Amersham: If anyone needs to visit me personally, Amersham is located in the top left corner of the London Underground route. Hence, we get trains that, while possibly a million years old, have enough carriges to hold more than three people and a dog. Plus, bridges convey the smelly old things away from roads, where they're hasselous.
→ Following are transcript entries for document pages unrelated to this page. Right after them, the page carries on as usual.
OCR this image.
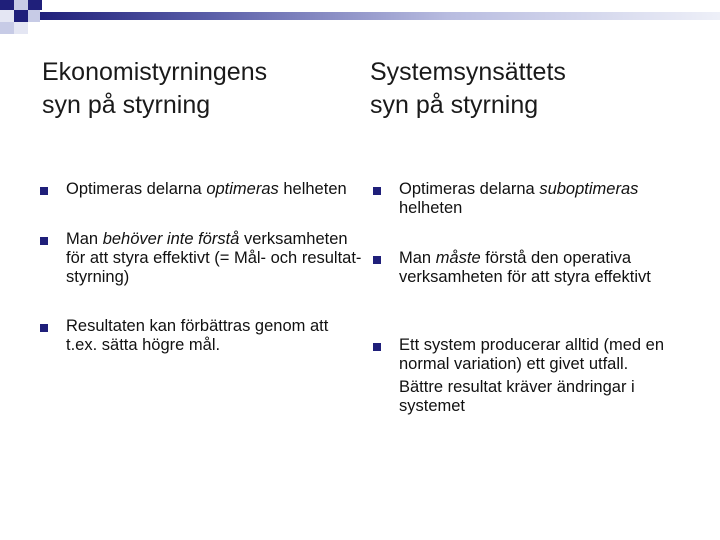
Ekonomistyrningens
syn på styrning
Systemsynsättets
syn på styrning
Optimeras delarna optimeras helheten
Man behöver inte förstå verksamheten för att styra effektivt (= Mål- och resultat-styrning)
Resultaten kan förbättras genom att t.ex. sätta högre mål.
Optimeras delarna suboptimeras helheten
Man måste förstå den operativa verksamheten för att styra effektivt
Ett system producerar alltid (med en normal variation) ett givet utfall.
Bättre resultat kräver ändringar i systemet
Hull: I've no idea what rail network the local trains run on, but I don't like it. Sure, they appear to be nice new trains, but I can only see a bit from the outside when both carriages of each train hurtle through a level crossing, delaying me by five minutes when I've got ten minutes to get in.
So in summery:
-Trains are pathetically small.
-Level crossings causing delays.
-Delays are ridiculously long for such short trains.
-Cunty bollocks.

VAE VICTEUS: Amersham

Prices of Stuff

Amersham: Being in the prosperous south, everything costs a fucking packet. £2.50 for a pint of cider, is it not? And lets not talk about housing prices.

Hull: The only two commodities I think Hull has are students and fish, and I only know about the fish because my Varieties of Life tutor told us so. Unless she sad there used to be a fishing... but we stray. That being, the drinks are legendarily cheap round here. At lowest, a regular pint of cider in Spiders is £1.20. But with the drinks they mix up at Spiders, you don't buy straight pints. A pint of Tyzer costs £2.60, and contains between 9 and 11 shots. Drink anymore than four, and you'll be projectile vomiting all the way home.

Haven't looked at house prices though. Would I need to?

Oh yeah, I do. Whoops...

VAE VICTEUS: Hull

Also, if you can see the town I live in, you can stop stalking me right now!


Look! If you can see where my University is, you don't get a T-shirt!


Weather

Amersham: Typifies the nature of British weather, ie wet and cold, with patches of sunshine.

Hull: It's grim up North. Hence, the rain is heavy, the wind is capable of freezing a man to ice in minutes, and the sun melts things.

VAE VICTEUS: Amersham

And for now, I'm done. Make your own damned mind up. Bloody freezing winds, or big lumpy hills?